The original desalination plant used a multi-stage flash (MSF) distillation process, whereby the sea water was boiled under vacuum, evaporated and condensed into a fresh water distillate.
By 1997 the MSF plant had reached the end of its operational life and it was decided to replace this important standby water resource with a modern plant using the Reverse Osmosis (RO) process, giving a number of significant operational benefits. On Friday 9th July 1999, General Sir Michael Wilkes KCB CBE, Her Majesty’s Lieutenant Governor of Jersey, officially opened the new RO desalination plant at La Rosière.
The RO desalination plant still plays a vital role in providing an alternative water source for the Island and when necessary adding to our natural water resources which are mostly surface water.
In 2016 (commissioned in 2017) the plant underwent a significant upgrade increasing its output capacity from 6Ml/day to 10.8Ml/day, which is about half of the Island’s daily demand for water.
How the desalination plant works
A deep sea water intake shaft and tunnel constructed below the mean low tide level on the foreshore allows sea water to be pumped at all states of the tide, which can vary by as much as 12m. A macerator device in the sea water intake shaft chops up seaweed and other large matter. The sea water is discharged and stored into the quarry pool, which then allows settlement of any unwanted debris rather than it floating to the surface.
The sea water is then transferred from the quarry pool into the primary treatment filters, which are downward flow type pressure filters. The primary treatment phase uses Dual Media Filters (DMF). There are six such filters that use a combination of sand and anthracite to filter the sea water, removing suspended solids from the seawater prior to further micron filtration.
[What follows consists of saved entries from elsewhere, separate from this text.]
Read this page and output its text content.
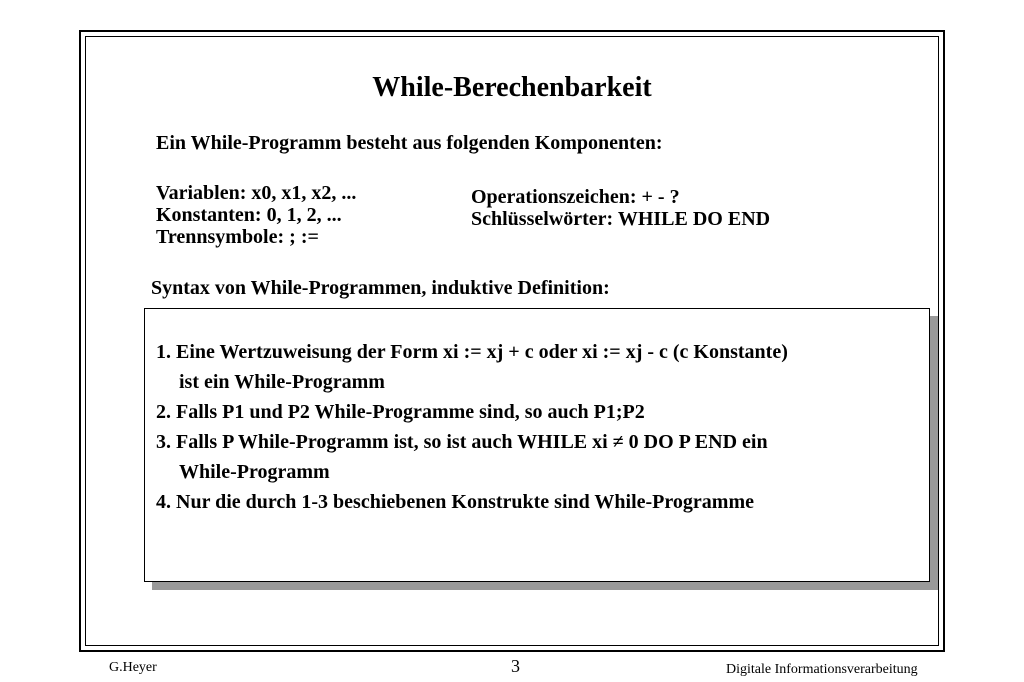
While-Berechenbarkeit
Ein While-Programm besteht aus folgenden Komponenten:
Variablen: x0, x1, x2, ...
Konstanten: 0, 1, 2, ...
Trennsymbole: ; :=
Operationszeichen: + - ?
Schlüsselwörter: WHILE DO END
Syntax von While-Programmen, induktive Definition:
1. Eine Wertzuweisung der Form xi := xj + c oder xi := xj - c (c Konstante)
ist ein While-Programm
2. Falls P1 und P2 While-Programme sind, so auch P1;P2
3. Falls P While-Programm ist, so ist auch WHILE xi ≠ 0 DO P END ein
While-Programm
4. Nur die durch 1-3 beschiebenen Konstrukte sind While-Programme
G.Heyer	3	Digitale Informationsverarbeitung
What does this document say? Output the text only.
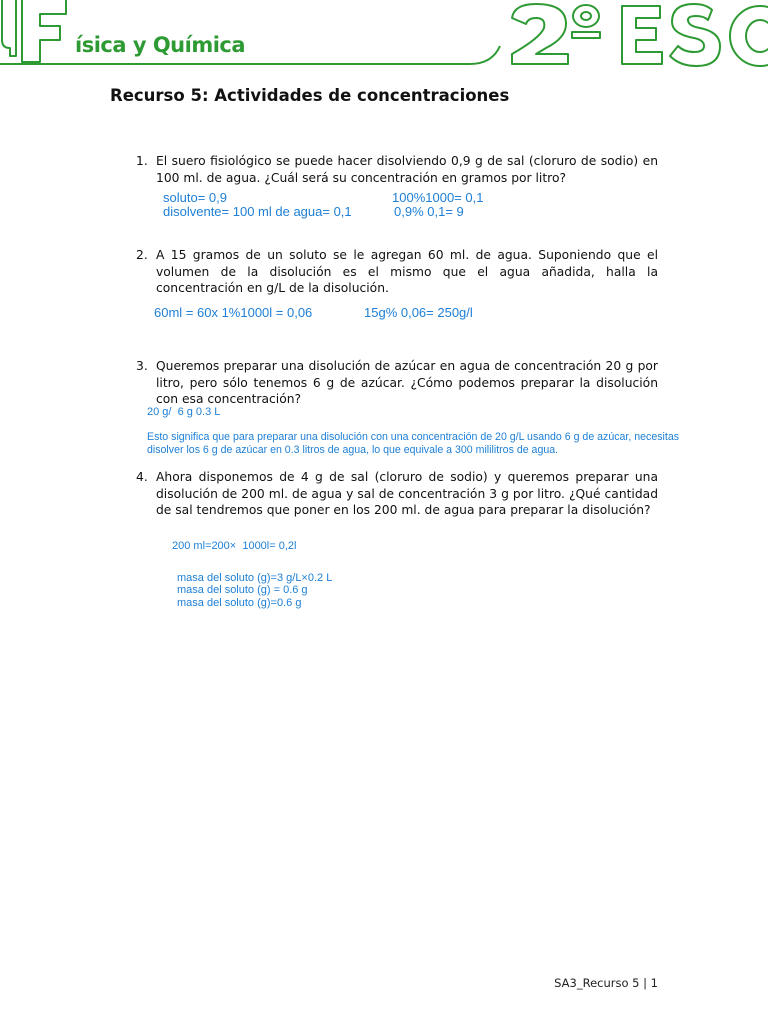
ísica y Química
Recurso 5: Actividades de concentraciones
1. El suero fisiológico se puede hacer disolviendo 0,9 g de sal (cloruro de sodio) en 100 ml. de agua. ¿Cuál será su concentración en gramos por litro?
soluto= 0,9
disolvente= 100 ml de agua= 0,1
100%1000= 0,1
0,9% 0,1= 9
2. A 15 gramos de un soluto se le agregan 60 ml. de agua. Suponiendo que el volumen de la disolución es el mismo que el agua añadida, halla la concentración en g/L de la disolución.
60ml = 60x 1%1000l = 0,06	15g% 0,06= 250g/l
3. Queremos preparar una disolución de azúcar en agua de concentración 20 g por litro, pero sólo tenemos 6 g de azúcar. ¿Cómo podemos preparar la disolución con esa concentración?
20 g/  6 g 0.3 L
Esto significa que para preparar una disolución con una concentración de 20 g/L usando 6 g de azúcar, necesitas
disolver los 6 g de azúcar en 0.3 litros de agua, lo que equivale a 300 mililitros de agua.
4. Ahora disponemos de 4 g de sal (cloruro de sodio) y queremos preparar una disolución de 200 ml. de agua y sal de concentración 3 g por litro. ¿Qué cantidad de sal tendremos que poner en los 200 ml. de agua para preparar la disolución?
200 ml=200×  1000l= 0,2l
masa del soluto (g)=3 g/L×0.2 L
masa del soluto (g) = 0.6 g
masa del soluto (g)=0.6 g
SA3_Recurso 5 | 1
The filters are automatically back-washed on a time-interval basis, which are set to provide the optimum quality of the filtered water.
On leaving the filters, the sea water is passed through cartridge type filters, with a pore size of 5 microns, to prevent any remaining particulate matter fouling the RO membranes. The filtered sea water then passes to the Reverse Osmosis (RO) plant, which comprises of two equal sized units, each having 432 spiral-wound type membranes and capable of producing 5,400 m3 of fresh water (permeate) per day. 45% of the filtered sea water is converted into fresh water, the remaining reject water (Brine) is returned to the sea. Water is supplied to each RO unit by a multi-stage centrifugal pump, operated using variable speed drives, at a pressure of 56 bar (gauge). The sea water rejected from the membranes is under high pressure and operates an energy recovery system, positioned in series with the electrically driven high pressure pumps, allowing recovery of energy which would otherwise be lost.
The plant layout and control system allows each of the two RO units to be operated independently or as a whole unit. The plant uses the mains electricity supply with two dedicated 11,000V, 2 MW feeder cables. At full capacity the plant produces 10.8 Ml of fresh water and consumes 45,000 kW of electrical power per day.